Connecting the Dots

Tuesday, March 11th, 2003

In Connecting the Dots, Malcolm Gladwell makes the case that intelligence work is all so easy…after the fact:

In the fall of 1973, the Syrian Army began to gather a large number of tanks, artillery batteries, and infantry along its border with Israel. Simultaneously, to the south, the Egyptian Army cancelled all leaves, called up thousands of reservists, and launched a massive military exercise, building roads and preparing anti-aircraft and artillery positions along the Suez Canal. On October 4th, an Israeli aerial reconnaissance mission showed that the Egyptians had moved artillery into offensive positions. That evening, aman, the Israeli military intelligence agency, learned that portions of the Soviet fleet near Port Said and Alexandria had set sail, and that the Soviet government had begun airlifting the families of Soviet advisers out of Cairo and Damascus. Then, at four o’clock in the morning on October 6th, Israel’s director of military intelligence received an urgent telephone call from one of the country’s most trusted intelligence sources. Egypt and Syria, the source said, would attack later that day. Top Israeli officials immediately called a meeting. Was war imminent? The head of aman, Major General Eli Zeira, looked over the evidence and said he didn’t think so. He was wrong. That afternoon, Syria attacked from the east, overwhelming the thin Israeli defenses in the Golan Heights, and Egypt attacked from the south, bombing Israeli positions and sending eight thousand infantry streaming across the Suez. Despite all the warnings of the previous weeks, Israeli officials were caught by surprise. Why couldn’t they connect the dots?

If you start on the afternoon of October 6th and work backward, the trail of clues pointing to an attack seems obvious; you’d have to conclude that something was badly wrong with the Israeli intelligence service. On the other hand, if you start several years before the Yom Kippur War and work forward, re-creating what people in Israeli intelligence knew in the same order that they knew it, a very different picture emerges.

Gladwell shares an amusing (if frightening) anecdote to illustrate the problem of drawing conclusions from ambiguous signals buried in “noise”:

In the early nineteen-seventies, a professor of psychology at Stanford University named David L. Rosenhan gathered together a painter, a graduate student, a pediatrician, a psychiatrist, a housewife, and three psychologists. He told them to check into different psychiatric hospitals under aliases, with the complaint that they had been hearing voices. They were instructed to say that the voices were unfamiliar, and that they heard words like “empty,”"thud,” and “hollow.” Apart from that initial story, the pseudo patients were instructed to answer every question truthfully, to behave as they normally would, and to tell the hospital staff — at every opportunity — that the voices were gone and that they had experienced no further symptoms.
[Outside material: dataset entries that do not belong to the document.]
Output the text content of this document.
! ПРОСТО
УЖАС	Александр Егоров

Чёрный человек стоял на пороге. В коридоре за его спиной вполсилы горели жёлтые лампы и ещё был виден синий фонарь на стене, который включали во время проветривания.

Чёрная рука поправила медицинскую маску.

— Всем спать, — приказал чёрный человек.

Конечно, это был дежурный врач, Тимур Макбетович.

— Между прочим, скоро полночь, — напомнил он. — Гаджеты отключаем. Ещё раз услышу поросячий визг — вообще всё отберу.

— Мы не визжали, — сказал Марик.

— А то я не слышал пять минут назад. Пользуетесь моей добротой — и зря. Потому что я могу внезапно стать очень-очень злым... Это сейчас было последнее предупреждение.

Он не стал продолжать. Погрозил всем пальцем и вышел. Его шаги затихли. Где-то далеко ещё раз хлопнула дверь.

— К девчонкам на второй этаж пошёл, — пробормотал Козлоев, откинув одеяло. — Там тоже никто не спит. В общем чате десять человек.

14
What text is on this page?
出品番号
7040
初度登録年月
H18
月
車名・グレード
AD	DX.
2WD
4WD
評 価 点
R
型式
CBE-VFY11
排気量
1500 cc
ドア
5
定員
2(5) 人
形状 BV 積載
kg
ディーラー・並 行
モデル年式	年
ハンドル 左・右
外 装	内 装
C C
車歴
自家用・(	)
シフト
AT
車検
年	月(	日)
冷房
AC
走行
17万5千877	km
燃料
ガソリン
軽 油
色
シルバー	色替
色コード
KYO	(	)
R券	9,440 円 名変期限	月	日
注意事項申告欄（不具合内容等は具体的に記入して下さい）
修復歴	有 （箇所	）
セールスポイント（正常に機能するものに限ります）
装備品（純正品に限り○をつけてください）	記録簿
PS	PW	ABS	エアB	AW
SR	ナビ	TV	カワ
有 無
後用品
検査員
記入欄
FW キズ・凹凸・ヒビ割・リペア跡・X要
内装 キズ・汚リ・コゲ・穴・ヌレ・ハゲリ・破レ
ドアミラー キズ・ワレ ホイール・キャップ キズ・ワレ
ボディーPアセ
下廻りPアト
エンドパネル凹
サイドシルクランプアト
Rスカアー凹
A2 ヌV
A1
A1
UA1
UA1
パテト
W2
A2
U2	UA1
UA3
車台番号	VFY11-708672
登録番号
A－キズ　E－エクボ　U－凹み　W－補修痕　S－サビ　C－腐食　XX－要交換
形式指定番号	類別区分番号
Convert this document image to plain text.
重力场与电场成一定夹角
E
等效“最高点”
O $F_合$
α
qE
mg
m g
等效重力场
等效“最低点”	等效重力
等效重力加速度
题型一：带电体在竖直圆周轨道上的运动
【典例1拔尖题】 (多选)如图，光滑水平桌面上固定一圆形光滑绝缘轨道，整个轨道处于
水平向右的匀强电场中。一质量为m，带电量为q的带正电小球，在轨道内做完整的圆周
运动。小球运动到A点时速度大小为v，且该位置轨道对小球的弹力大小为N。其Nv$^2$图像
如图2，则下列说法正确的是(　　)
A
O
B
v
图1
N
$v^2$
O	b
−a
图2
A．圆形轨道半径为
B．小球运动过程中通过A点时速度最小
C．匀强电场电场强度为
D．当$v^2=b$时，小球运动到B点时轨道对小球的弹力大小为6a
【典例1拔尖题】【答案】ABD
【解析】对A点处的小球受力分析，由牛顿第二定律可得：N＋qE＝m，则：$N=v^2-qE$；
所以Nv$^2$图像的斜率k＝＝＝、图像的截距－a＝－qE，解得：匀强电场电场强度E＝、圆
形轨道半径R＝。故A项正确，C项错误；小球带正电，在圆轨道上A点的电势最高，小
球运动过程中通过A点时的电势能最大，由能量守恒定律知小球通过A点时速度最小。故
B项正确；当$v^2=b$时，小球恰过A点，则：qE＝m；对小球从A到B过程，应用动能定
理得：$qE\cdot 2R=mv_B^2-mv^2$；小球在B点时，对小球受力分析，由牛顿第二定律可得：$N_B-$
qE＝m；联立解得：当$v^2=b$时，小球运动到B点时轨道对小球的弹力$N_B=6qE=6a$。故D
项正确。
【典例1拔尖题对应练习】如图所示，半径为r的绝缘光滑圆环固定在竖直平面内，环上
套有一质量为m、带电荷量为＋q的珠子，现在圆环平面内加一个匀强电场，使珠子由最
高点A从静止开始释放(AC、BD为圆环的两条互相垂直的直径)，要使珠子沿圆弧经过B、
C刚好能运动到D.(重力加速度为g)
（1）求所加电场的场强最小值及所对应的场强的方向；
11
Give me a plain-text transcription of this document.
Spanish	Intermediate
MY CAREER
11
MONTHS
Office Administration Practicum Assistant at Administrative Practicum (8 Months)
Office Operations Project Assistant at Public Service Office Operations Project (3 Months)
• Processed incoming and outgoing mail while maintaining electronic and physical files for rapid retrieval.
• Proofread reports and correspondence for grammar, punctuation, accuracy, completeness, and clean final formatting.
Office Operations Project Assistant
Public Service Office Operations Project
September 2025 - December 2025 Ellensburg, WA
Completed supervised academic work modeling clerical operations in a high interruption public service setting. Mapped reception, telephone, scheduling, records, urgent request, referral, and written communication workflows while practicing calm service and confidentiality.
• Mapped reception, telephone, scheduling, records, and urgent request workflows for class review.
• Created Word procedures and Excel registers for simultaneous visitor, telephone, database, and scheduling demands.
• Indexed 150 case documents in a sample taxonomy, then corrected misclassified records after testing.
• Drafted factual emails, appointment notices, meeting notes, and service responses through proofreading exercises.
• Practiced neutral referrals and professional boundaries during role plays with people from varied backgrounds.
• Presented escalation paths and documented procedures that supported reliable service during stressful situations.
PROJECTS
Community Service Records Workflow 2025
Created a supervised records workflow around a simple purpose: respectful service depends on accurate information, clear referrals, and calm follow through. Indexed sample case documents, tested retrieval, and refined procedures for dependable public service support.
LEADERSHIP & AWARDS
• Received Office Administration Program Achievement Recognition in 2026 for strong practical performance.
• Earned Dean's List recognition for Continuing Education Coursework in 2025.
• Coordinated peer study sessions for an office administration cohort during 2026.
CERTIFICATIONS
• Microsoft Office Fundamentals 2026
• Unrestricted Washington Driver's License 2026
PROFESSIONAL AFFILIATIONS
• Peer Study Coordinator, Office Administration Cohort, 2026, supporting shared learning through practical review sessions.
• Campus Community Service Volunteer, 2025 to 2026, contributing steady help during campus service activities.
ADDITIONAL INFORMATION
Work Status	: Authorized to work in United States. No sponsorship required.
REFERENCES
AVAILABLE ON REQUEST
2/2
The eight subjects were hospitalized, on average, for nineteen days. One was kept for almost two months. Rosenhan wanted to find out if the hospital staffs would ever see through the ruse. They never did.

Rosenhan’s test is, in a way, a classic intelligence problem. Here was a signal (a sane person) buried in a mountain of conflicting and confusing noise (a mental hospital), and the intelligence analysts (the doctors) were asked to connect the dots — and they failed spectacularly. In the course of their hospital stay, the eight pseudo patients were given a total of twenty-one hundred pills. They underwent psychiatric interviews, and sober case summaries documenting their pathologies were written up. They were asked by Rosenhan to take notes documenting how they were treated, and this quickly became part of their supposed pathology. “Patient engaging in writing behavior,” one nurse ominously wrote in her notes. Having been labelled as ill upon admission, they could not shake the diagnosis. “Nervous?” a friendly nurse asked one of the subjects as he paced the halls one day. “No,” he corrected her, to no avail, “bored.”

The solution to this problem seems obvious enough. Doctors and nurses need to be made alert to the possibility that sane people sometimes get admitted to mental hospitals. So Rosenhan went to a research-and-teaching hospital and informed the staff that at some point in the next three months he would once again send over one or more of his pseudo patients. This time, of the hundred and ninety-three patients admitted in the three-month period, forty-one were identified by at least one staff member as being almost certainly sane. Once again, however, they were wrong. Rosenhan hadn’t sent anyone over. In attempting to solve one kind of intelligence problem (overdiagnosis), the hospital simply created another problem (underdiagnosis). This is the second, and perhaps more serious, consequence of creeping determinism: in our zeal to correct what we believe to be the problems of the past, we end up creating new problems for the future.